Simple. Try pushing a heavy box. Then push said heavy box when it’s on some kind of cart. It’s much, much easier.

Friction is what makes you unable to push something heavy. Wheels make friction much less.

It might be slow to start and stop, but actually getting it moving takes far less than you’d think.

Here’s my five year old answer that might put a good image in your head: take a string and tie a bunch of objects to it roughly every six inches for, let’s say, ten feet. I want this to be long enough for you to really see. Scrunch all the objects close together in a straight line. Now, hold the front of the string and slowly start pulling. Notice what happens. The first object starts to move, then, once the line between it and the second one is taut, only then will the second one start to move. The first object is moving at your pace now, so it’s not resisting very much, it’s basically joined your system, so most of your energy is going toward getting the second object moving. The other objects, again, may as well not exist until the string is taut again.
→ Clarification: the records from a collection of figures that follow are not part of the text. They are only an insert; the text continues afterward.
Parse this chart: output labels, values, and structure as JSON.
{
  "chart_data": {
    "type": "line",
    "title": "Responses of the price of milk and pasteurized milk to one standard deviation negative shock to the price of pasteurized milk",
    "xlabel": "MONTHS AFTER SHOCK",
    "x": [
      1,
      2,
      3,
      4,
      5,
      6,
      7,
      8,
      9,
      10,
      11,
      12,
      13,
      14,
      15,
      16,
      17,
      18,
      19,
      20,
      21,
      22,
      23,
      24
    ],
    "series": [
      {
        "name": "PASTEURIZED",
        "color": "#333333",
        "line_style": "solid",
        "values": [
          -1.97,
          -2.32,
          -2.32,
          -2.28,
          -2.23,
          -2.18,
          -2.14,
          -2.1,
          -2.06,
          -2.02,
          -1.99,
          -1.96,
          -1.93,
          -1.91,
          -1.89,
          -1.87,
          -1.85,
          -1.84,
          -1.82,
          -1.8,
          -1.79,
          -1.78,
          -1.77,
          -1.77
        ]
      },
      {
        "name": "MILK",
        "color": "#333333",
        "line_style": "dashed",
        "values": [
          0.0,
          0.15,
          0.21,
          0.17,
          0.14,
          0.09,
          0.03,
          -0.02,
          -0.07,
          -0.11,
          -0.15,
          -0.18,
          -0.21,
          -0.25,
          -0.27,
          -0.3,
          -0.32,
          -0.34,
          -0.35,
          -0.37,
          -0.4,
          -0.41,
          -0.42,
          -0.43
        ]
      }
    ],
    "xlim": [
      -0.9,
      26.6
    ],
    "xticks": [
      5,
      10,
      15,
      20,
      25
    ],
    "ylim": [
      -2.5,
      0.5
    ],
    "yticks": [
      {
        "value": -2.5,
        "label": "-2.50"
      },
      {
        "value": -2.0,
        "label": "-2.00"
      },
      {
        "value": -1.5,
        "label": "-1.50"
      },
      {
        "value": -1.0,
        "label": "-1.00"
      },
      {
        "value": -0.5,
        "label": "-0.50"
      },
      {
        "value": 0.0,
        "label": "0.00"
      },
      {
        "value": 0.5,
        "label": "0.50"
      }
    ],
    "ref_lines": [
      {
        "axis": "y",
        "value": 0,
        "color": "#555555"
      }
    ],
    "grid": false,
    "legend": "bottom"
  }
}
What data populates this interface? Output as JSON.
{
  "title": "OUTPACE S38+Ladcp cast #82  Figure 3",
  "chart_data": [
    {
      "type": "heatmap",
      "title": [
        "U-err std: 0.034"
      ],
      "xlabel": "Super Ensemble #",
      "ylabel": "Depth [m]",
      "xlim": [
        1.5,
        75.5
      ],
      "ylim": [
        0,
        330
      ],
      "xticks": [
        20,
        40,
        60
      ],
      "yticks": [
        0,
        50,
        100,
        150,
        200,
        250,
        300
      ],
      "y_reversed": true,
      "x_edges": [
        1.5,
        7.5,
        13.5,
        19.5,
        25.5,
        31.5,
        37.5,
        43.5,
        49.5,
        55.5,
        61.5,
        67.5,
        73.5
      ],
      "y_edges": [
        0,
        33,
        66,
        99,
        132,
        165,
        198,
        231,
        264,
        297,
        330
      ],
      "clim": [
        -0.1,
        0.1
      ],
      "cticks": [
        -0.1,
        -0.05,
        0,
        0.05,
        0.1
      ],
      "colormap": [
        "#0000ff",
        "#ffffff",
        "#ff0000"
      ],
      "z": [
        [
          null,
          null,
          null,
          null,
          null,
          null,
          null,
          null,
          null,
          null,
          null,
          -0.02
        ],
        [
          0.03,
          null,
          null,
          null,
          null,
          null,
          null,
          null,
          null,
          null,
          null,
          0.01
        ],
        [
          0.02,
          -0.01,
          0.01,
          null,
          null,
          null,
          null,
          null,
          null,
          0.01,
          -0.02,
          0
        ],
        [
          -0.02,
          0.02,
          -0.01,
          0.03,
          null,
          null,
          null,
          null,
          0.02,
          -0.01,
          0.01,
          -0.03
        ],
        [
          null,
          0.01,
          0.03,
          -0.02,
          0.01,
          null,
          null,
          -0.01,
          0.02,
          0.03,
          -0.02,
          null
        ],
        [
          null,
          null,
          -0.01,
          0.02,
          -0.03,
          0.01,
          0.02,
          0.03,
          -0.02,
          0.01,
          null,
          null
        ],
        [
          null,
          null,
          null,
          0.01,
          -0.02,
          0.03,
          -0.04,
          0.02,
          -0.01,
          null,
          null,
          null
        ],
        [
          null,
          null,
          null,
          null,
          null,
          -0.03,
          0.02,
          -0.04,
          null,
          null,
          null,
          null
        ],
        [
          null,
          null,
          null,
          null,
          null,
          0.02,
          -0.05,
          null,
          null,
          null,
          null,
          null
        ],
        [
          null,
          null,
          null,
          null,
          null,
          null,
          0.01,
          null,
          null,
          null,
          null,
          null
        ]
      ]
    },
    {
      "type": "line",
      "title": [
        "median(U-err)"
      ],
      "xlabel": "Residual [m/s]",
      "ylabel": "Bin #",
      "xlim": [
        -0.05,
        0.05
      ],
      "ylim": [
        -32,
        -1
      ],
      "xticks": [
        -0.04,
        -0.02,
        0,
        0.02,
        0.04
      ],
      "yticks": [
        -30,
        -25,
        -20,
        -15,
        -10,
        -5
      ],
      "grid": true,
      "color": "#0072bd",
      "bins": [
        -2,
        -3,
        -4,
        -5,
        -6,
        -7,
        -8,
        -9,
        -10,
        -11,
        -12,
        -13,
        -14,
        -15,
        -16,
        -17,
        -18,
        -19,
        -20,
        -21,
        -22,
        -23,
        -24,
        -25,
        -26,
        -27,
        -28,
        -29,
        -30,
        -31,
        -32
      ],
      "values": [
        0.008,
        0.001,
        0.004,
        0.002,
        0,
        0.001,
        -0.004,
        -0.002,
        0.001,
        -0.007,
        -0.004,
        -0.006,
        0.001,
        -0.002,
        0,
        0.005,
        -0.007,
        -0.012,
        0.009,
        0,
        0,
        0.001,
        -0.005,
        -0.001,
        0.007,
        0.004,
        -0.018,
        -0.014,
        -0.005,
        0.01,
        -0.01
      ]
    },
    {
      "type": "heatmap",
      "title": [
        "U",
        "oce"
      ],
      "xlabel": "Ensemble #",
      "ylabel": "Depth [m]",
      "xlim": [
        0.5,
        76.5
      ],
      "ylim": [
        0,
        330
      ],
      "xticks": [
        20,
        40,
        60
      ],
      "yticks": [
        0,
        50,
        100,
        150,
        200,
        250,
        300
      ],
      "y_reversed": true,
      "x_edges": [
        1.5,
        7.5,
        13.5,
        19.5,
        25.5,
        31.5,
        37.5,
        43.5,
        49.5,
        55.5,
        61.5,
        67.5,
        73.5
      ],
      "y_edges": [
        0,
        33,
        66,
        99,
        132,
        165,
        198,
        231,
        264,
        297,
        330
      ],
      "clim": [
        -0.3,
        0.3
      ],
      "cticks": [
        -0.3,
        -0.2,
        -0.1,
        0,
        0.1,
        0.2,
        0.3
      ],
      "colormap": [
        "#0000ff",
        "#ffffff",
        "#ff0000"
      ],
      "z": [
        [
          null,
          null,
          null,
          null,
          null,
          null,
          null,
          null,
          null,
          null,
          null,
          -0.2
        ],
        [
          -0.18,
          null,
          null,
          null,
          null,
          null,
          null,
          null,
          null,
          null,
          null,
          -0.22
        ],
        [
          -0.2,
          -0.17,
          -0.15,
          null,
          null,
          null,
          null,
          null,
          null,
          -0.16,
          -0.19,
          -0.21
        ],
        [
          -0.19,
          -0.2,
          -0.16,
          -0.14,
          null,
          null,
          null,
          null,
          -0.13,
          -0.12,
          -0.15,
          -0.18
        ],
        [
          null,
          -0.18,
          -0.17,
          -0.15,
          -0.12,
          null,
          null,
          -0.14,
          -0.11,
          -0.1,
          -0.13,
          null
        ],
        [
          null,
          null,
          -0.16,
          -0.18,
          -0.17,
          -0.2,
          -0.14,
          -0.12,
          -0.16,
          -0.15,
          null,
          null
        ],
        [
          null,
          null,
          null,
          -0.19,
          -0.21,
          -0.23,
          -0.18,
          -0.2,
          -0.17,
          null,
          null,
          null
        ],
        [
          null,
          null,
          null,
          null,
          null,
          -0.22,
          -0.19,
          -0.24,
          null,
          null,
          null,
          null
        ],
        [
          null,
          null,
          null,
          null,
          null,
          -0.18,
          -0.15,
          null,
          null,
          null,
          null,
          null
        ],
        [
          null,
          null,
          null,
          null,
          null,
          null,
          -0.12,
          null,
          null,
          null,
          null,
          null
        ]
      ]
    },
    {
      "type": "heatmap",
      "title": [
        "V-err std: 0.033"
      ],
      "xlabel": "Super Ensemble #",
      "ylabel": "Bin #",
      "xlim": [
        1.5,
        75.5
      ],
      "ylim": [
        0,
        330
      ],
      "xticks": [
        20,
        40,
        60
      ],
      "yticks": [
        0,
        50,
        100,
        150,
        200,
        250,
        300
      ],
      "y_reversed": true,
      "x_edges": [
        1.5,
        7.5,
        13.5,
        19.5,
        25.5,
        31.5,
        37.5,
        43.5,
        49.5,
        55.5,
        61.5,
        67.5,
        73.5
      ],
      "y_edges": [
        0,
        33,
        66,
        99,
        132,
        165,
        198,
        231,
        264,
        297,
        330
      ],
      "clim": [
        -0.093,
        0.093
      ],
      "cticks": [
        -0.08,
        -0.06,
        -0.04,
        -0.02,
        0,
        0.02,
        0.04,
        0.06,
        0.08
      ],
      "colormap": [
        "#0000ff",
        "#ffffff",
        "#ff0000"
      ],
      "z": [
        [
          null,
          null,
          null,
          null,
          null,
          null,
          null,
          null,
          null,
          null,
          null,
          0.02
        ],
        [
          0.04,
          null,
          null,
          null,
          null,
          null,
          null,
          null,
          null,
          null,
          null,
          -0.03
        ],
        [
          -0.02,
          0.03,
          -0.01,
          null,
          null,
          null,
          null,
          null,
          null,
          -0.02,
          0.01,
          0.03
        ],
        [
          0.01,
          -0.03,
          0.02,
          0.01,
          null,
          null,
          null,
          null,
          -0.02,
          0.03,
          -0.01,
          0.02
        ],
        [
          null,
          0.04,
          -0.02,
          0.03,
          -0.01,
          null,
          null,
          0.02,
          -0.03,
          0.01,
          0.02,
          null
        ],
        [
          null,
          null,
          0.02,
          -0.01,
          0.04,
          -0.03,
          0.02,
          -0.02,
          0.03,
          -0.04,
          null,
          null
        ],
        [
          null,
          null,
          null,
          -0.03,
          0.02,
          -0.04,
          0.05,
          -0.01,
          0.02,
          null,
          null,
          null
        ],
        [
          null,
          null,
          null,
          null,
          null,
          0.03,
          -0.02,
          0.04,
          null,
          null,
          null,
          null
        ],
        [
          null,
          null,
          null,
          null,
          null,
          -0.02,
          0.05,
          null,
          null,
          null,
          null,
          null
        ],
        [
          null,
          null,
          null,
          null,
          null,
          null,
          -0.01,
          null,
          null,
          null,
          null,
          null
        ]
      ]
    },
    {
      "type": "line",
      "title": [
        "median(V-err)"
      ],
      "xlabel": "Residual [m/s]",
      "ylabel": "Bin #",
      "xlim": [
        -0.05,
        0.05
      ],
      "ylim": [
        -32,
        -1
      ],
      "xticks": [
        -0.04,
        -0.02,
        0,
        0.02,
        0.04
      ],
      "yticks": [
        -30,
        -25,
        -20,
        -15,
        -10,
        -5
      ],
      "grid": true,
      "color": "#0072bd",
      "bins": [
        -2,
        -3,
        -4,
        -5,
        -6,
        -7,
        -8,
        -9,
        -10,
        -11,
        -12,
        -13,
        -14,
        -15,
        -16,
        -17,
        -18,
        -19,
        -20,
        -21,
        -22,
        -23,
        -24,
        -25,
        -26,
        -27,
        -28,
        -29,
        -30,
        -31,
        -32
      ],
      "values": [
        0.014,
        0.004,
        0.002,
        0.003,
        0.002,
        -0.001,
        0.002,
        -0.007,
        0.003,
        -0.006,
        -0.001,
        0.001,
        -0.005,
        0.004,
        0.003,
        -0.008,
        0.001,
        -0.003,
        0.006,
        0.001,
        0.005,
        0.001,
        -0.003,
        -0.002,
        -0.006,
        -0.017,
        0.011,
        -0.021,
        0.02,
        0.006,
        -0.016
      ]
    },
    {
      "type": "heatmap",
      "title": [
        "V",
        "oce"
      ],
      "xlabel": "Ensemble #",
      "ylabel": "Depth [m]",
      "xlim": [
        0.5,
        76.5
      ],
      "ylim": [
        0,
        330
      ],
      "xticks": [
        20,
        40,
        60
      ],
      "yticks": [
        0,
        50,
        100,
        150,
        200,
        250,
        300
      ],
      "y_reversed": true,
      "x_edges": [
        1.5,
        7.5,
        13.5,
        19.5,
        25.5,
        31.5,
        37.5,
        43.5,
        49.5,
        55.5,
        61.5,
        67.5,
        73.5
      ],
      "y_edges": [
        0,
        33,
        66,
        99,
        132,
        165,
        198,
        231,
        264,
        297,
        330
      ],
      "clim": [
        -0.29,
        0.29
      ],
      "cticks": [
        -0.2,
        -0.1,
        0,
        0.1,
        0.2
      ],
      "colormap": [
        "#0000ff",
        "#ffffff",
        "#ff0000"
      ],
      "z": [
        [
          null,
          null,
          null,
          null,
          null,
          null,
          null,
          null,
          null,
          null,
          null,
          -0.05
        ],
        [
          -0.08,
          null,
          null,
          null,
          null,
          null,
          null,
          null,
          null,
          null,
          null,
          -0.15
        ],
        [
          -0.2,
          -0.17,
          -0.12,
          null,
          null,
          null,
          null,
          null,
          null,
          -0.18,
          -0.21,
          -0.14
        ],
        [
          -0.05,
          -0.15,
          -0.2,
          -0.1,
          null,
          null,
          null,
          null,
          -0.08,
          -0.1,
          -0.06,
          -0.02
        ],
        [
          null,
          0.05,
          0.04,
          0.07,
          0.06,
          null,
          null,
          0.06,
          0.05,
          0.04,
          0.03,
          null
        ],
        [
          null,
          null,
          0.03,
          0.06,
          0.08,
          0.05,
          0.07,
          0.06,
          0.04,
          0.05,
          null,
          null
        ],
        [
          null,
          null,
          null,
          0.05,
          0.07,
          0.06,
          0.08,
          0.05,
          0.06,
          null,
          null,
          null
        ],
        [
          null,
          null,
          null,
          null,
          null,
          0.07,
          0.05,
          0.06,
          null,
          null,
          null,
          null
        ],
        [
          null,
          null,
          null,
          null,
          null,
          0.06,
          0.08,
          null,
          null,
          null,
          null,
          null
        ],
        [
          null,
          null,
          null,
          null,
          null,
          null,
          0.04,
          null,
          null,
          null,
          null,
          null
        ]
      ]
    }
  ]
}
Trains…. trains is kinda like that.

I have no idea but an educated guess is that the cargo trains also have acceleration?

Something nobody has mentioned yet is that electric trains use ‘traction motors’ which have very high torque at low speeds, reducing as the speed increases. So it’s not like your internal combustion engine with a clutch and gearbox where the engine needs to have a certain number of revs before it can do any useful work without stalling. And most (I believe) so called diesel locomotives are actually diesel-electric. Where the diesel drives electric motors.

When you think about the work these things can do, these are some pretty serious motors and generators.

It only pulls one car at a time. The cars are actually closer together on a stopped train than on a moving one. When the train starts, it pulls the first coupling taut, and then it starts to pull the first car. Then the next coupling gets pulled taut, pulling the next car, and so on. This way, it doesn’t have to overcome the static friction of all the traincars at once. Once the car is moving, it takes far less force to keep it moving or accelerate it.

The train actually can’t start if the cars are already taut. If this happens, the brakes at the back of the train are applied, and the train has to back up slightly. Then, once the train is compressed, it can start as normal.

These two states are called buff and draft. When they are held taut, it’s draft. When they are loose, it’s buff.